Он протянул руку и коснулся пряди ее волос — пламя в свете другого пламени, — и пропустил через пальцы, не отводя от них взгляда. Шерберу вдруг охватила дрожь, когда она представила, как эти пальцы смыкаются на волосах, а потом тянут за них, и она падает на колени, а потом и лицом на пол, когда Сайам приказывает ей лежать и не шевелиться.
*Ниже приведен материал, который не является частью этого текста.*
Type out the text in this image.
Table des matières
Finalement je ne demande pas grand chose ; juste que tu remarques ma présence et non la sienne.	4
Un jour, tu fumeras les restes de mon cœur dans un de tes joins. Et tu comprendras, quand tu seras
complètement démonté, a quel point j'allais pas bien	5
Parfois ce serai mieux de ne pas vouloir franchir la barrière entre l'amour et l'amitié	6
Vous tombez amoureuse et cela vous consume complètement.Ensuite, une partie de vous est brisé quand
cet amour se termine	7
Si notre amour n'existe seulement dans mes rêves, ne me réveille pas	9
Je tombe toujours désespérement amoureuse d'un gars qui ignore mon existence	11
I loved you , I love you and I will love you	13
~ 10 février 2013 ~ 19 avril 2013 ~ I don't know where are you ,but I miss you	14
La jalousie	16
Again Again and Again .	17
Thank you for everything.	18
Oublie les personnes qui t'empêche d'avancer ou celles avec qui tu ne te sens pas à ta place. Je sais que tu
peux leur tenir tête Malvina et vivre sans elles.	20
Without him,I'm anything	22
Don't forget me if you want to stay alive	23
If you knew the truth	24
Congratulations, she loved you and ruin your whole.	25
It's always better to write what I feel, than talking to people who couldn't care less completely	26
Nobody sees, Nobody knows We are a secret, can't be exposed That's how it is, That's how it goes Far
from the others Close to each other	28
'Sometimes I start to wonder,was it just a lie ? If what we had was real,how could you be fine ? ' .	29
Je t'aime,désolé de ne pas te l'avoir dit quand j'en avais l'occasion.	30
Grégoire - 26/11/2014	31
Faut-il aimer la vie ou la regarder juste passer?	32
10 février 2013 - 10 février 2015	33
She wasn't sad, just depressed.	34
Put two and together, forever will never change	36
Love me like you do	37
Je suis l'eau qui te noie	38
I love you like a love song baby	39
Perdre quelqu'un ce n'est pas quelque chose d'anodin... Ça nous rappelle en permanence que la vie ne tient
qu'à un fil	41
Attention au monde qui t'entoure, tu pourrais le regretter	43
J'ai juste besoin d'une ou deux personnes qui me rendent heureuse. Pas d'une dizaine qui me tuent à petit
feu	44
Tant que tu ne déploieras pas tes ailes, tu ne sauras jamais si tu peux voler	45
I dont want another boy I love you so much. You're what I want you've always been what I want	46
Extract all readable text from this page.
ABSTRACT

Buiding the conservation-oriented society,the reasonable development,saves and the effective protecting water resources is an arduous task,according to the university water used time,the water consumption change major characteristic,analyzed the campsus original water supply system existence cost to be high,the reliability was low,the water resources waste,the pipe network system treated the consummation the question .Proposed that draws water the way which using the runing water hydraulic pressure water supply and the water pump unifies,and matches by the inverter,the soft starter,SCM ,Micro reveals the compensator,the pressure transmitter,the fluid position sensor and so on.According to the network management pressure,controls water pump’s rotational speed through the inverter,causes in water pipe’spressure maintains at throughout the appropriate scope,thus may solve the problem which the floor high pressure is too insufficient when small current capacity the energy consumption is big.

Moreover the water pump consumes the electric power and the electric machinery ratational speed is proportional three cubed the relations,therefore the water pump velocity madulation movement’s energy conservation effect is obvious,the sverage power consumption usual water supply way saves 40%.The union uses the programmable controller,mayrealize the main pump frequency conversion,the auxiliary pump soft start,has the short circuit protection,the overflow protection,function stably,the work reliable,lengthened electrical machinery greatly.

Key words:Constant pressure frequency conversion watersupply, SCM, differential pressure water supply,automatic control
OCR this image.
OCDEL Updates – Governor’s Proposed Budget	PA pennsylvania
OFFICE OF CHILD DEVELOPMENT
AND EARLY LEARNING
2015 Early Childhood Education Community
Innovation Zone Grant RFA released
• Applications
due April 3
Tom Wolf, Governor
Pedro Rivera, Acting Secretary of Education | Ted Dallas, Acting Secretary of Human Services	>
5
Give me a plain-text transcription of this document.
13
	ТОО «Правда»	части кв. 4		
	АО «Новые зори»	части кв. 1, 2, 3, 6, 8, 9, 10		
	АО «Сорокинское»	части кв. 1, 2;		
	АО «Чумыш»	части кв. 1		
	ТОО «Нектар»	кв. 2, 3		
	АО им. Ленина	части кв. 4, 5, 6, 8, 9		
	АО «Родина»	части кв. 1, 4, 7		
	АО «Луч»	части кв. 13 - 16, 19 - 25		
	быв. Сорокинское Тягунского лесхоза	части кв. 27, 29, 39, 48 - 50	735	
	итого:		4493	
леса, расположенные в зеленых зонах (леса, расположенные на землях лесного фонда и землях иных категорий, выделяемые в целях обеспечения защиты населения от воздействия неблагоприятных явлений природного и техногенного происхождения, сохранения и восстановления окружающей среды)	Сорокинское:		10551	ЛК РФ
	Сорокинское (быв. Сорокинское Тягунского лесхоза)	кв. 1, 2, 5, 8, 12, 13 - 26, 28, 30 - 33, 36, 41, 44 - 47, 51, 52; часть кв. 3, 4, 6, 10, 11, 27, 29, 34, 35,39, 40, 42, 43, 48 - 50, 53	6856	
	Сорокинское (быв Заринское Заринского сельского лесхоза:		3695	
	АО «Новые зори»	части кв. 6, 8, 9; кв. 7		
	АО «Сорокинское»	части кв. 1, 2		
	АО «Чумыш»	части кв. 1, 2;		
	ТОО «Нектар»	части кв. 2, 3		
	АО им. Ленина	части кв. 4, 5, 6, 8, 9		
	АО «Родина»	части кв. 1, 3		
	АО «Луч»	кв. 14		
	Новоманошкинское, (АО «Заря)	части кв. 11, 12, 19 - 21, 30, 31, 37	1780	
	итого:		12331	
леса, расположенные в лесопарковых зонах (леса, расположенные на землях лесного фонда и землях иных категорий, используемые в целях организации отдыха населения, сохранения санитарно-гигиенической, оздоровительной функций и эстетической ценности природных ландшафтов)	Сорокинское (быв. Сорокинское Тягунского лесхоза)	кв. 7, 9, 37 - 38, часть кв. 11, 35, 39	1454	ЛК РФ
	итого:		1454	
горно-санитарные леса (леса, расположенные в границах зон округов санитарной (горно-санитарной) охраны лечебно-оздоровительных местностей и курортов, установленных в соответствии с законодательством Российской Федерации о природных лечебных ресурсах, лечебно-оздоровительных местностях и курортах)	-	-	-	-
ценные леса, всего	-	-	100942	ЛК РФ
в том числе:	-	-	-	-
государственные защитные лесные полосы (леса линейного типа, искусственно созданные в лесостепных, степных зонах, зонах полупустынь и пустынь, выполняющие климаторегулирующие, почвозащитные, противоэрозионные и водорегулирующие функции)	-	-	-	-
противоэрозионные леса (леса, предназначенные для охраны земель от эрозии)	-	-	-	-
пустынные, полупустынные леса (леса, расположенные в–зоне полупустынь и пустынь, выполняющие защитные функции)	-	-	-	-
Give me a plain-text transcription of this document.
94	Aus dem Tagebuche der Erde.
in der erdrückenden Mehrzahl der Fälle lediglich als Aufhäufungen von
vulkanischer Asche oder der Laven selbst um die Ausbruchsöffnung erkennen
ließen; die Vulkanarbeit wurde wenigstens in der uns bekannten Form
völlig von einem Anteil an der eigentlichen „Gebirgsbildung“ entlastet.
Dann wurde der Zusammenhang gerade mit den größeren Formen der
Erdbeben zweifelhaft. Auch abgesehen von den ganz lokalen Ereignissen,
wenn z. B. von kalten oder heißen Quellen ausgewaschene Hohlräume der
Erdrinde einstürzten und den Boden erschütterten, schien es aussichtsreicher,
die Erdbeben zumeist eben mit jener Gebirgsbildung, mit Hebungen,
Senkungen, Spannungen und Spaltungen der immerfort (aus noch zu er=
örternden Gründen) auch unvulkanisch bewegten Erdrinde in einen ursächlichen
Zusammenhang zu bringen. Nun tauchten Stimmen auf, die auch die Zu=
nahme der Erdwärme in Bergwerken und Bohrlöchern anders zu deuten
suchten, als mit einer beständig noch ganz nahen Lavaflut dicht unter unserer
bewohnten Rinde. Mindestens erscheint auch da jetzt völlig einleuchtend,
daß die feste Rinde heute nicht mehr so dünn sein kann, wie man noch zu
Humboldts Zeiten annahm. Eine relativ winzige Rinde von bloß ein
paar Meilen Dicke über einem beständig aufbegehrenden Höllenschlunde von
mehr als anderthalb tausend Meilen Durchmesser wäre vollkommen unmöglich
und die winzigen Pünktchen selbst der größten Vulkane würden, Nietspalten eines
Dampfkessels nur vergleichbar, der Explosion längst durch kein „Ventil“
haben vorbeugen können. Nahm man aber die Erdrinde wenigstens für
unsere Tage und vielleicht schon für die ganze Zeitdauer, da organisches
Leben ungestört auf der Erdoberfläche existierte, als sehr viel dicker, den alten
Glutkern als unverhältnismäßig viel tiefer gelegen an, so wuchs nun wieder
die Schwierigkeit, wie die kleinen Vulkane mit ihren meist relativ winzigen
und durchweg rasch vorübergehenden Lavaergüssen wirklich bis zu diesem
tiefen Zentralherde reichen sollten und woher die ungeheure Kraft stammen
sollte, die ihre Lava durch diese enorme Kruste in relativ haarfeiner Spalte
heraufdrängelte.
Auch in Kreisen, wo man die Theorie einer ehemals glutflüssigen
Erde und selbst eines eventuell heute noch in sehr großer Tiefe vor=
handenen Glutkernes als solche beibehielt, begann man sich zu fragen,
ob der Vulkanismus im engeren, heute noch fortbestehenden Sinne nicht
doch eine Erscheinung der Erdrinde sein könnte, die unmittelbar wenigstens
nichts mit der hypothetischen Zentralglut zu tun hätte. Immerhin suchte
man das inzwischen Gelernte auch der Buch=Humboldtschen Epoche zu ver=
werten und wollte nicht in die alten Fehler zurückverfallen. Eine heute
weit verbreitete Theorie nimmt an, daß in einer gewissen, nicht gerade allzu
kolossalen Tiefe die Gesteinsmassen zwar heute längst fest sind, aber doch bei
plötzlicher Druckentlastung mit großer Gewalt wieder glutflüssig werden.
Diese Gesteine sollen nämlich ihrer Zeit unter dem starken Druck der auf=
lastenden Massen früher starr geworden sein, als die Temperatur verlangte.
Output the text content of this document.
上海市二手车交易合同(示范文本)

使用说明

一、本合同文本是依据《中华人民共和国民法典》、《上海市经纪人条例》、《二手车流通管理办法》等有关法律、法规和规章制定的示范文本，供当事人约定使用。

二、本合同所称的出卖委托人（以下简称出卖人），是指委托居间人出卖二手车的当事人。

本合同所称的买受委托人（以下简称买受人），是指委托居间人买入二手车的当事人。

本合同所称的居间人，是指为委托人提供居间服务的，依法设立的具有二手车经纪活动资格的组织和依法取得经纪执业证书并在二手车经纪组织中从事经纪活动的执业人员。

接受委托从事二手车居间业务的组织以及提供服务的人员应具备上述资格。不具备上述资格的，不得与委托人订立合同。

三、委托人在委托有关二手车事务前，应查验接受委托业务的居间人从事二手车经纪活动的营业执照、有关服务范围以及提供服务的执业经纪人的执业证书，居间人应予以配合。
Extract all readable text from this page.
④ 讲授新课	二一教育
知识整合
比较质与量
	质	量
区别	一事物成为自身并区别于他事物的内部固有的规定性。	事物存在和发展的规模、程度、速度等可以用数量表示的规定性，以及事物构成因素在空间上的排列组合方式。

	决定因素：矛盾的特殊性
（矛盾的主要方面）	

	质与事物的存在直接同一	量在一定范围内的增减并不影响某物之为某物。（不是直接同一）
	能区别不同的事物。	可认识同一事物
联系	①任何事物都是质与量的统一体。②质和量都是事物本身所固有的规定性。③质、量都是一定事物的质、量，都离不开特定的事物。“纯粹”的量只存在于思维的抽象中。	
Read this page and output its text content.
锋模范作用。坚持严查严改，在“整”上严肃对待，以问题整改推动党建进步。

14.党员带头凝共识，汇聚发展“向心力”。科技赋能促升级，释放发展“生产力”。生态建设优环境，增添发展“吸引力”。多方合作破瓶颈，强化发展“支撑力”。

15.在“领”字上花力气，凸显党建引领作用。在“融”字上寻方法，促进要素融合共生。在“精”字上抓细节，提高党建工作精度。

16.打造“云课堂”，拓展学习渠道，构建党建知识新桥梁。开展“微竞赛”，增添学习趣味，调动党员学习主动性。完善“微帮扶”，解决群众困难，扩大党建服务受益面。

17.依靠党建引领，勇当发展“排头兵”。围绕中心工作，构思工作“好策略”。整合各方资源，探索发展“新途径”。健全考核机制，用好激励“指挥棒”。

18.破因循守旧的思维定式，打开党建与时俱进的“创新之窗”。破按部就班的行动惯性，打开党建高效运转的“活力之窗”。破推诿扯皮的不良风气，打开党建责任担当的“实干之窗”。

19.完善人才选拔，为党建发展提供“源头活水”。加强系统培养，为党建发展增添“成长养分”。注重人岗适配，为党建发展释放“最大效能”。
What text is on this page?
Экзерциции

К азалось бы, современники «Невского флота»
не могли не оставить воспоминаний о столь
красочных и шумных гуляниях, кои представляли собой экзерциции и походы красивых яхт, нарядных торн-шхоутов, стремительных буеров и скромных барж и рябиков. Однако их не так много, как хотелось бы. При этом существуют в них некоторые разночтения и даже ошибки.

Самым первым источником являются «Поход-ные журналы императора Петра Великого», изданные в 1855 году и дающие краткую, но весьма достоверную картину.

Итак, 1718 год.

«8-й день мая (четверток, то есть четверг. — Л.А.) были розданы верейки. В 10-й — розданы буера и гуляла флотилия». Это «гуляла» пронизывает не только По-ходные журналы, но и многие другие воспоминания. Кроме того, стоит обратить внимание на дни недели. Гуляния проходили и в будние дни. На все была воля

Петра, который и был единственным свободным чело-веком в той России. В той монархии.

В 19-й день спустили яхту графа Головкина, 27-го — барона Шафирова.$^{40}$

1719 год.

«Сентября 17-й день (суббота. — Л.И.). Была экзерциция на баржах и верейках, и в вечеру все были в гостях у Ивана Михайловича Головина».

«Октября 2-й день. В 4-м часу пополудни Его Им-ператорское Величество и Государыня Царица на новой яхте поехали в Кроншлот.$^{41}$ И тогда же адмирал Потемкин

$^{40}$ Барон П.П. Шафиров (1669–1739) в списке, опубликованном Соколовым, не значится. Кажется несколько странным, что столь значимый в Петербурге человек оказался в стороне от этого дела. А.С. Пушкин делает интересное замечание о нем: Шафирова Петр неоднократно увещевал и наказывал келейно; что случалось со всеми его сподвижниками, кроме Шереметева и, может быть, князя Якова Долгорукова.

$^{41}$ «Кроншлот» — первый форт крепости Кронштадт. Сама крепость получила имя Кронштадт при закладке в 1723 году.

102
Боль внизу живота была почти реальной, и когда Фир поднял руку, чтобы коснуться ее снова, она втянула носом воздух и отстранилась.

— Не… — Шербера замерла от собственного безрассудства и тут же начала просить прощения, но Фир уже отпустил ее и сделал ей знак замолчать.

— Как они могли делать с тобой такое, Шербера? — спросил он, и она едва поняла, что он сказал, так сильно были исковерканы сдерживаемой яростью слова.

Он не ждал ответа.

— После того, как мы свяжемся, я дам клятву Инифри не прикасаться к тебе без твоего на то желания, — сказал он, отходя от нее, и она вскинула голову, не веря своим ушам. — Ты должна поверить мне, Шербера. Ты должна научиться не бояться меня, как не боятся своих спутников другие акраяр.

— Я не боюсь тебя, Фир, — сказала она стойко, но тут же отвела взор, когда он обернулся.

— Твой голос дрожит, а в глазах слезы. Я коснулся твоих волос, а ты была готова упасть к моим ногам и скулить, как собака, молить меня о пощаде. Как они могли делать такое с тобой, Шербера? — Его голос звенел, и она замерла от силы, которую ощутила в наполненном ароматами трав воздухе — силы кароса, для создания которого Фиру не нужна была чужая магия. — Как они могли делать такое с той, кто спасал их жизни?

— Мое сердце говорит мне простить мертвых, — сказала она тихо.

— Твои спутники предали нас, — сказал он еще тише. — Им нет прощения. Колесница Инифри уже раздавила их кости, а их плоть гниет в пустыне, потому что недостойна священного пламени.

Они молча смотрели друг на друга, и огонь факелов плясал на их лицах.

— Я не твои спутники, Шербера, — сказал Фир снова. — Помни об этом.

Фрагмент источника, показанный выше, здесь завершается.